This paper addresses the problem
of image compression using sparse representations. We propose a
variant of auto-encoder called Stochastic Winner-Take-All Auto-Encoder
(SWTA AE). "Winner-Take-All" means that image patches compete
with one another when computing their sparse representation and "Stochastic"
indicates that a stochastic hyperparameter rules this competition during training.
Unlike auto-encoders, SWTA AE performs variable rate image compression for images
of any size after a single training, which is fundamental for compression.
For comparison, we also propose a variant of Orthogonal Matching Pursuit
(OMP) called Winner-Take-All Orthogonal Matching Pursuit (WTA OMP).
In terms of rate-distortion trade-off, SWTA AE outperforms
auto-encoders but it is worse than WTA OMP. Besides,
SWTA AE can compete with JPEG in terms of rate-distortion.
Stochastic Winner-Take-All Auto-Encoder (SWTA AE) is a type of auto-encoder. An auto-encoder is a neural network that takes an input and provides
a reconstruction of this input. SWTA AE is a fully-convolutional auto-encoder so that it can compress images of various sizes. The
central bottleneck of SWTA AE, denoted
Z in the figure below, will be further processed to deliver the bitstream.
Z contains 64 sparse
feature maps, displayed in orange in the figure below, and one non-sparse feature map, displayed in red. The 64 sparse feature maps are computed via a Winner-Take-All (WTA) competition and a WTA parameter
gives control over the coding cost of
Z. During training, the WTA parameter is stochastically driven so that, after training, SWTA AE is able to compress at any rate.
SWTA AE architecture |
Winner-Take-All Orthogonal Matching Pursuit (WTA OMP)
The WTA competition is adapted to Orthogonal Matching Pursuit (OMP), giving rise to
Winner-Take-All Orthogonal Matching Pursuit (WTA OMP).
Training
The training set of luminance images is built from
the ILSVRC2012 ImageNet dataset. SWTA AE learns its parameters. A dictionary for OMP and a dictionary for WTA OMP are
learned using respectively K-SVD and our proposed dictionary learning algorithm for WTA OMP.
Visualization of the bottleneck feature maps of SWTA AE after training
Non-sparse feature map in the bottleneck
of SWTA AE when SWTA AE is fed with LENA luminance 320x320 |
SWTA AE learns to store in the non-sparse feature map of
Z
a subsampled version of its input image.
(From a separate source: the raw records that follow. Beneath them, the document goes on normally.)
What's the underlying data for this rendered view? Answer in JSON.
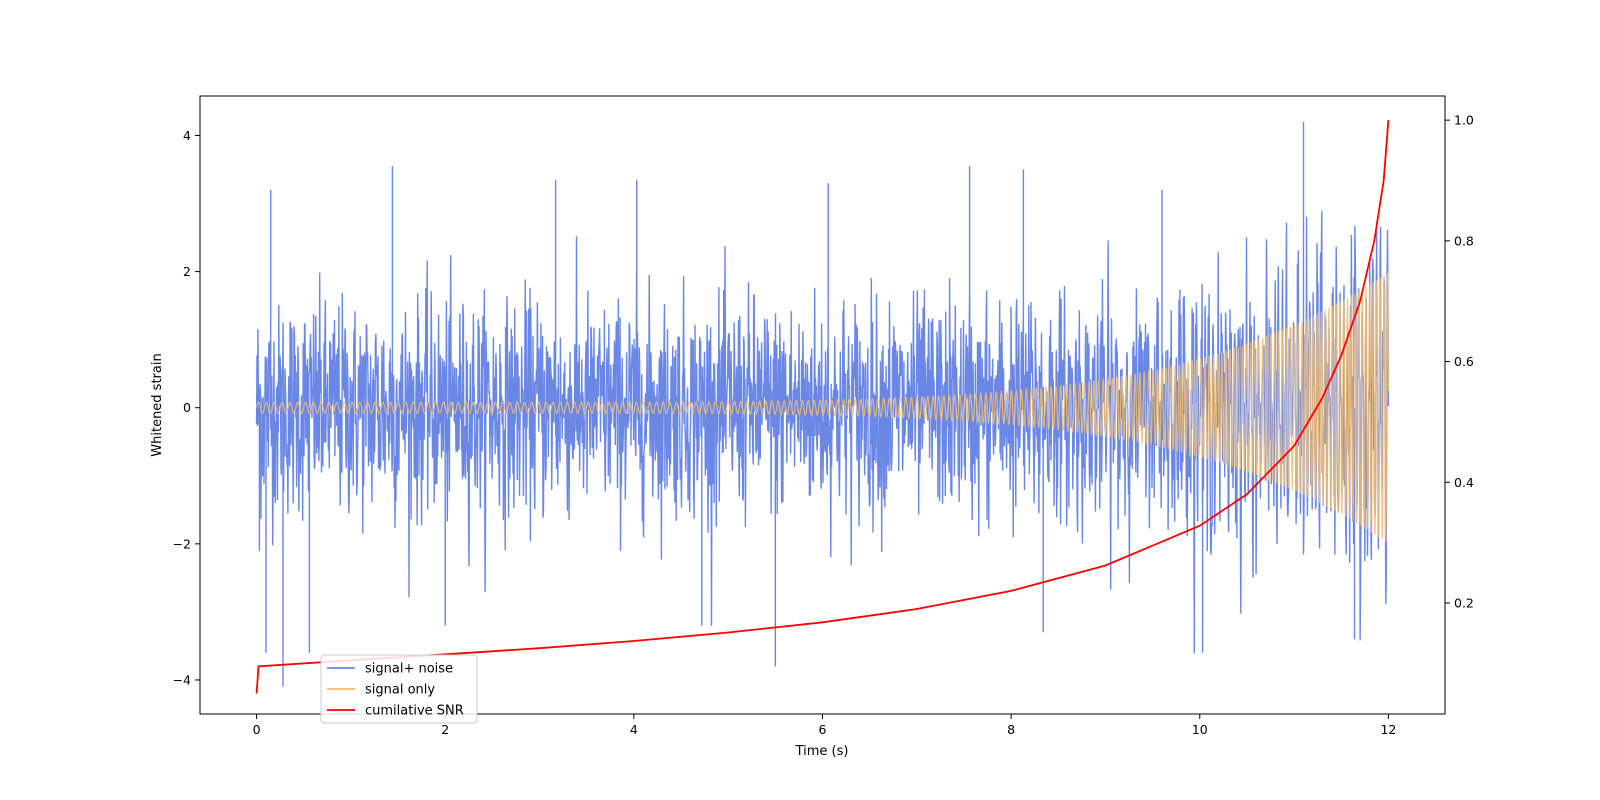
{
  "chart_data": {
    "type": "line",
    "title": "",
    "xlabel": "Time (s)",
    "ylabel": "Whitened strain",
    "y2label": "",
    "xlim": [
      -0.6,
      12.6
    ],
    "ylim": [
      -4.5,
      4.58
    ],
    "y2lim": [
      0.016,
      1.04
    ],
    "x_ticks": [
      0,
      2,
      4,
      6,
      8,
      10,
      12
    ],
    "y_ticks": [
      -4,
      -2,
      0,
      2,
      4
    ],
    "y2_ticks": [
      0.2,
      0.4,
      0.6,
      0.8,
      1.0
    ],
    "grid": false,
    "legend_position": "lower-left",
    "series": [
      {
        "name": "signal+ noise",
        "axis": "left",
        "color": "#6b87e6",
        "duration_s": 12,
        "noise_std": 0.78,
        "extremes": {
          "t": [
            0.03,
            0.1,
            0.15,
            0.28,
            0.56,
            1.44,
            2.0,
            3.17,
            4.03,
            4.72,
            5.5,
            6.06,
            7.56,
            8.13,
            8.34,
            9.6,
            10.03,
            11.1,
            11.64
          ],
          "v": [
            -2.1,
            -3.6,
            3.2,
            -4.1,
            -3.6,
            3.55,
            -3.2,
            3.35,
            3.35,
            -3.2,
            -3.8,
            3.3,
            3.55,
            3.5,
            -3.3,
            3.2,
            -3.6,
            4.2,
            -3.4
          ]
        }
      },
      {
        "name": "signal only",
        "axis": "left",
        "color": "#f5bd6a",
        "amplitude_start": 0.08,
        "amplitude_end": 2.0,
        "duration_s": 12
      },
      {
        "name": "cumilative SNR",
        "axis": "right",
        "color": "#ff0000",
        "x": [
          0,
          0.02,
          1,
          2,
          3,
          4,
          5,
          6,
          7,
          8,
          9,
          10,
          10.5,
          11,
          11.3,
          11.5,
          11.7,
          11.85,
          11.95,
          12.0
        ],
        "y": [
          0.05,
          0.095,
          0.105,
          0.115,
          0.125,
          0.137,
          0.151,
          0.168,
          0.19,
          0.22,
          0.262,
          0.328,
          0.38,
          0.46,
          0.54,
          0.61,
          0.7,
          0.8,
          0.9,
          1.0
        ]
      }
    ]
  }
}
Apparently, the non-zero coefficients in the sparse feature maps of
Z are
agglomerated around the spatial locations where the most complex textures are found in the input image.
Visualization of the learned dictionaries
Dictionary of 1024 atoms learned using K-SVD |
Dictionary of 1024 atoms learned using the dictionary learning algorithm for WTA OMP |
The two dictionaries look different. The dictionary learned using the dictionary learning
algorithm for WTA OMP contains more diverse atoms around high frequencies. This justifies the utility of this dictionary algorithm.
Image compression experiment
Comparison of rate-distortion curves
We compare the rate-distortion curves of OMP,
WTA OMP, SWTA AE, the non-sparse Auto-Encoder (AE), JPEG and JPEG-2000 on four standard
luminance images. These luminance images have different sizes to see whether SWTA AE can
handle the change of input size. Note that, before drawing a new point at a different rate in
the rate-distortion curve of AE, AE must be re-trained with a different number of feature maps
in its bottleneck.
LENA luminance 320x320 |
BARBARA luminance 480x384 |
MANDRILL luminance 400x400 |
PEPPERS luminance 512x512 |
Visualization of image reconstruction
LENA luminance 320x320 (original) |
JPEG-2000 (PNSR = 41.46 dB, rate = 0.93 bbp) |
SWTA AE (PNSR = 38.90 dB, rate = 0.91 bbp) |
JPEG (PNSR = 39.06 dB, rate = 0.87 bbp) |
BARBARA luminance 384x480 (original) |
JPEG-2000 (PSNR = 34.09 dB, rate = 0.94 bbp) |
SWTA AE (PSNR = 31.57 dB, rate = 0.91 bbp) |
JPEG (PSNR = 31.60 dB, rate = 0.92 bbp) |
For BARBARA, SWTA AE reconstructs well the scarf, the wicker chair and the tablecloth but
struggles to reconstruct BARBARA's left harm and the shadow of the table.